9915260446f86f380e452e24_pa3688c.jpg Paul Lachine

Chinesische Widersprüchlichkeiten gegenüber Nordkorea

PEKING – Die von WikiLeaks veröffentlichten amerikanischen Depeschen aus den Jahren 2004 bis 2010 enthalten einiges Material über Chinas Politik gegenüber Nordkorea. Aus diesen Unterlagen geht angeblich hervor, China sei bereit, eine Wiedervereinigung Koreas zugunsten Südkoreas zu akzeptieren. Es ist fast unmöglich, dieser Behauptung Glauben zu schenken,  steht sie doch in krassem Widerspruch zu Chinas Politik. Weder hat man Nordkorea für die Versenkung des südkoreanischen Kriegsschiffs Cheonan im März noch für den jüngsten Artillerieangriff auf die südkoreanische Insel Yeonpyeong offen verurteilt.

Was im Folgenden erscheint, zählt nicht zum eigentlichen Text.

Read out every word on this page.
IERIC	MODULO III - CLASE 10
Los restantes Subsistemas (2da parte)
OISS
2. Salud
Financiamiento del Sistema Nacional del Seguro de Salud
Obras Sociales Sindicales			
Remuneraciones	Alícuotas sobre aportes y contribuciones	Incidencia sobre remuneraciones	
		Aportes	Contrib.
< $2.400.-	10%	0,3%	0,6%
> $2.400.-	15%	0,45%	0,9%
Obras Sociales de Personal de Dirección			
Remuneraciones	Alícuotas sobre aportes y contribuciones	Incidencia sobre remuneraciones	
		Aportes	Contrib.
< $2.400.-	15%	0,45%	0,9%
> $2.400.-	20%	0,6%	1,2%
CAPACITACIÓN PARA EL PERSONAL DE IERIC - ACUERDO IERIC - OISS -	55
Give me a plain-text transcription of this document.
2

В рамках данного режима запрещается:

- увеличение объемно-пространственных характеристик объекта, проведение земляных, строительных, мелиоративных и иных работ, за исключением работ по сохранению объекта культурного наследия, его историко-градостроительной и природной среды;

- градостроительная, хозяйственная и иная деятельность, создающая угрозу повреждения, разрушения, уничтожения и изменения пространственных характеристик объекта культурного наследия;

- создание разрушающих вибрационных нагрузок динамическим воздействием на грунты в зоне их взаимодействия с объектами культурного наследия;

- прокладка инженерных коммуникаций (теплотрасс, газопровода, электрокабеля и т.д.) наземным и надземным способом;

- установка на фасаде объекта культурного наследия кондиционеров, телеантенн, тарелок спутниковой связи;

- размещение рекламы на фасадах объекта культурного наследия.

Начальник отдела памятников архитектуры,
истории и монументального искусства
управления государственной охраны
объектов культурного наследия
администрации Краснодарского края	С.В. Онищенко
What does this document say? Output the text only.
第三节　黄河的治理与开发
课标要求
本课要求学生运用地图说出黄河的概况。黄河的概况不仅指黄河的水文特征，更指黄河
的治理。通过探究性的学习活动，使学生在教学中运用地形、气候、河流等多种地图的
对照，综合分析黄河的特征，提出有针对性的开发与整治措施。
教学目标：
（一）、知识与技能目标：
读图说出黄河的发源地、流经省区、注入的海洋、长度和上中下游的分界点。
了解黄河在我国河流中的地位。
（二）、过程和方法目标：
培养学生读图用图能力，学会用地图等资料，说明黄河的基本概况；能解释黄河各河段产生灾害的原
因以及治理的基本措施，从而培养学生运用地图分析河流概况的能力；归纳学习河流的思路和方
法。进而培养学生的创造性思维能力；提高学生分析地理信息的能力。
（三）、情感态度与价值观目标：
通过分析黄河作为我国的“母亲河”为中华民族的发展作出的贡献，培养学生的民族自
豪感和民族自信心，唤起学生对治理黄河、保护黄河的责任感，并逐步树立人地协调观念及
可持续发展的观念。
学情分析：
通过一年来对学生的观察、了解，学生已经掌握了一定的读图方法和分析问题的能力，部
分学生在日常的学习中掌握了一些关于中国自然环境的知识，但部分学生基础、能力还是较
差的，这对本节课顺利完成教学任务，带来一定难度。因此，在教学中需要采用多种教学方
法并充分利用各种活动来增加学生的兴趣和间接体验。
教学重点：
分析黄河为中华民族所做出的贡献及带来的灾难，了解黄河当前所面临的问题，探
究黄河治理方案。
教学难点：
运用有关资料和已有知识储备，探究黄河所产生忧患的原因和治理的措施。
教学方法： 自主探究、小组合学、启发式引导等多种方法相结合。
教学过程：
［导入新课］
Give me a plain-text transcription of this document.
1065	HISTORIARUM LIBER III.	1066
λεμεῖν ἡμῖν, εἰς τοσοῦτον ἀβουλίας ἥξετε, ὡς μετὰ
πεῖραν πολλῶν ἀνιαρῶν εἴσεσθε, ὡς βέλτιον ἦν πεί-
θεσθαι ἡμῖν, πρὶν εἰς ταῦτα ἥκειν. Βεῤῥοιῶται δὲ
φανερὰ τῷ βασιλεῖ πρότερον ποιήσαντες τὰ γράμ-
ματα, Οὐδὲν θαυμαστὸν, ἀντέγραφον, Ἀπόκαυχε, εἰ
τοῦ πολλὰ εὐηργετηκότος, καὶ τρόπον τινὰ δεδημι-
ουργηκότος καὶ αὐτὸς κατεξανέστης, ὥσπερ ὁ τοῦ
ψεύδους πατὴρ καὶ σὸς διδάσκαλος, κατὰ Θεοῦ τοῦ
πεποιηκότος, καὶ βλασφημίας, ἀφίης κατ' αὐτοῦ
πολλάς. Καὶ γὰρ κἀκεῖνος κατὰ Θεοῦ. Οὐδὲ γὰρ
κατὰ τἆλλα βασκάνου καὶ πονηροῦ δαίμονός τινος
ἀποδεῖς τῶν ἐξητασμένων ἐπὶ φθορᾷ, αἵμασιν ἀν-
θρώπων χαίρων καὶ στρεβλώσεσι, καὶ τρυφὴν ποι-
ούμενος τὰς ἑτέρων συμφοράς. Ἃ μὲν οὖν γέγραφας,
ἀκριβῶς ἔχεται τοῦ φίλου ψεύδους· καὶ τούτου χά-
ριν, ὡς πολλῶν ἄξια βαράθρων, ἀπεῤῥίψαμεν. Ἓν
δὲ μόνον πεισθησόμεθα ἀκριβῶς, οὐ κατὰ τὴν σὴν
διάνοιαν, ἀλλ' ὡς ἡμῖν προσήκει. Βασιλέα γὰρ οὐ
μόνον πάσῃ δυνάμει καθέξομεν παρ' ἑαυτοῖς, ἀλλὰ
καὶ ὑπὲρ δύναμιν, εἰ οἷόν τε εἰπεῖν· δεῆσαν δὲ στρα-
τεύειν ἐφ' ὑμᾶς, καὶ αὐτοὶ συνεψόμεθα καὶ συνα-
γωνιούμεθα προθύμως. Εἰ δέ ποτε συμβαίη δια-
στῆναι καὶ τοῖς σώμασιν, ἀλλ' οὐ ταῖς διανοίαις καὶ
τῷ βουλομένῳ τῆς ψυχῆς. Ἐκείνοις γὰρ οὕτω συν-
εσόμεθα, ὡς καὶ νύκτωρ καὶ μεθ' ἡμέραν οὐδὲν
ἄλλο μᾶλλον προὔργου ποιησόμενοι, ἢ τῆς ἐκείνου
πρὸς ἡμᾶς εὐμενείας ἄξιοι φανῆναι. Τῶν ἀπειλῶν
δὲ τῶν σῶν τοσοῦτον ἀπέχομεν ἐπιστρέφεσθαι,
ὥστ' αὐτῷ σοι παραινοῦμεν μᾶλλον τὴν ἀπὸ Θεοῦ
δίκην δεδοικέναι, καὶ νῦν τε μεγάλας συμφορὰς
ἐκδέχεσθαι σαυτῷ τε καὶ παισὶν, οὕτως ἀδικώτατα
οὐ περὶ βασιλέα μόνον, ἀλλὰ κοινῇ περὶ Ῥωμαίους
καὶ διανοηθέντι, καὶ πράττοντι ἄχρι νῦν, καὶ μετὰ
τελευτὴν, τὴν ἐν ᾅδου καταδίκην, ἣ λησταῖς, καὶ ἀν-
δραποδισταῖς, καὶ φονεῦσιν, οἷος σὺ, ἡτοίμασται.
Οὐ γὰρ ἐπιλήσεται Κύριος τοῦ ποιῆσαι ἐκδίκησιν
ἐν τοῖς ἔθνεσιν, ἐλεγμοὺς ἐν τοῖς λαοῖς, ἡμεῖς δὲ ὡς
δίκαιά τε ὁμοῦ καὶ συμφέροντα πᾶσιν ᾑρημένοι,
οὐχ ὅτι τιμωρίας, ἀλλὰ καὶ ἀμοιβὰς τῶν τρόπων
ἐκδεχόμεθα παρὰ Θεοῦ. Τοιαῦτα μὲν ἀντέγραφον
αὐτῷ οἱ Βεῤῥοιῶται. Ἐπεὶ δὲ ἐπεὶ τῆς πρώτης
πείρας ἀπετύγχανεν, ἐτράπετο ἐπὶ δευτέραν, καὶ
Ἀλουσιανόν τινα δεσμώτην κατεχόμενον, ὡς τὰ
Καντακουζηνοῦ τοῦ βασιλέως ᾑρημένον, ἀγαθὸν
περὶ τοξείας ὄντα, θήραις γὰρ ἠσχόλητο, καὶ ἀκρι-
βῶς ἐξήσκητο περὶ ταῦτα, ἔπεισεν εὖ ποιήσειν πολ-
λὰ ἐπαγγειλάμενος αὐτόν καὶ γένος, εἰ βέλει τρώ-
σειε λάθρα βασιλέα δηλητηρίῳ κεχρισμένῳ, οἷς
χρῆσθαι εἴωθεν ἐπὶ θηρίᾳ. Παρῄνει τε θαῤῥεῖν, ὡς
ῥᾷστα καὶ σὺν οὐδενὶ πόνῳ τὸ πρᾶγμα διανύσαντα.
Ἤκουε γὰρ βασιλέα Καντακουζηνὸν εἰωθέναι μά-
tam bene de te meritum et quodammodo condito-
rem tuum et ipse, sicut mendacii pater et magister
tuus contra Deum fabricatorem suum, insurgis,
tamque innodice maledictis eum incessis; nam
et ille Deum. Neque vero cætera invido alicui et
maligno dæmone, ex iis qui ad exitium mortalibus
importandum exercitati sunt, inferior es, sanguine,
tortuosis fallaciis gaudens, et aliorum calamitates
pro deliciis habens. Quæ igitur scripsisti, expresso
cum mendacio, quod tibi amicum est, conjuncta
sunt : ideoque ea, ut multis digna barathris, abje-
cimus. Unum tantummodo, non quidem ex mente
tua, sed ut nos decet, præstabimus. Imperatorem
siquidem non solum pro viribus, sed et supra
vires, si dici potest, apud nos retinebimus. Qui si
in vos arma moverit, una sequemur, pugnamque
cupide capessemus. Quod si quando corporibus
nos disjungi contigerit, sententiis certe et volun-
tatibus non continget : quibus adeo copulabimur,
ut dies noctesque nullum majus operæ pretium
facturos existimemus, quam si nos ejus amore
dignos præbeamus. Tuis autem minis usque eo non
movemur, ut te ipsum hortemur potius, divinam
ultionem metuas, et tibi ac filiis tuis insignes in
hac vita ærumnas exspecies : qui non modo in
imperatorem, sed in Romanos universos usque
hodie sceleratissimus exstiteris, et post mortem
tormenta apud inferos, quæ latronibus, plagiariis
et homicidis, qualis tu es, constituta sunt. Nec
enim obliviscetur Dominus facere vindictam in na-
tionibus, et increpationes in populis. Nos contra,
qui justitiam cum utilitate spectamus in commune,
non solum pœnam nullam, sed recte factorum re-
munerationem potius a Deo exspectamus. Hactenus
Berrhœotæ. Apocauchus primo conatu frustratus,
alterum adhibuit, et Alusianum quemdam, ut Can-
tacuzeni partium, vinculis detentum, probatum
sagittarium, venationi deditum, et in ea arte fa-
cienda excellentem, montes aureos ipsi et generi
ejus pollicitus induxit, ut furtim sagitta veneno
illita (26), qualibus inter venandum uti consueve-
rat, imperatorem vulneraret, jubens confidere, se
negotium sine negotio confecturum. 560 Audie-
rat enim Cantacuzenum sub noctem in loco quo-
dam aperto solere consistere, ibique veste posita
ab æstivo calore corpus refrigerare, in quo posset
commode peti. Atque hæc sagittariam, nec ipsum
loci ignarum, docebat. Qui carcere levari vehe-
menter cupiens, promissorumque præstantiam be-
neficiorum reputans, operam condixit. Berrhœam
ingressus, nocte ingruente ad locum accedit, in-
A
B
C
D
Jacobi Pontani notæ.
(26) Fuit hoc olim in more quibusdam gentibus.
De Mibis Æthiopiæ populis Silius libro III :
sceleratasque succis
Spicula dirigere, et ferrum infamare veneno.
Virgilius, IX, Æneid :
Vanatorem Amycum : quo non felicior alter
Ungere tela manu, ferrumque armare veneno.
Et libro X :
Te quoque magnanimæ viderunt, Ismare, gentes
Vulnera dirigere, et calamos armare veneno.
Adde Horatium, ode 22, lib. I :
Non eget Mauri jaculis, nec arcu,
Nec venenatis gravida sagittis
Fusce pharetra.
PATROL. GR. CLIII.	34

Und statt Nordkorea aufzufordern, seiner verhängnisvollen Politik abzuschwören, verlangte die chinesische Führung Notfallkonsultationen unter Teilnahme der USA, Japan, Russland, China, der Vereinten Nationen und Südkorea. Keine dieser Aktivitäten deutet auf eine Bereitschaft hin, das nordkoreanische Regime den Preis zahlen zu lassen, den es für seine Provokationen verdient.

Warum also weist China Nordkorea nicht entschiedener in die Schranken? Die gängige Meinung dazu ist, dass China Nordkorea nicht als Puffer zwischen sich und dem US-Militär in Südkorea verlieren möchte. Deshalb tut China was es tun muss und unterstützt die Familiendynastie Kim, um zu verhindern dass sich die beiden Koreas zu den Bedingungen Südkoreas wiedervereinen. Die Kontroverse besteht aus chinesischer Sicht nicht in der Frage einer koreanische Wiedervereinigung – wenige in Peking glauben, dass es letzten Endes anders ausgeht – sondern darin, bis zu welchem Grad diese Wiedervereinigung ohne Beschädigung der chinesischen Sicherheitsbedenken erreicht wird.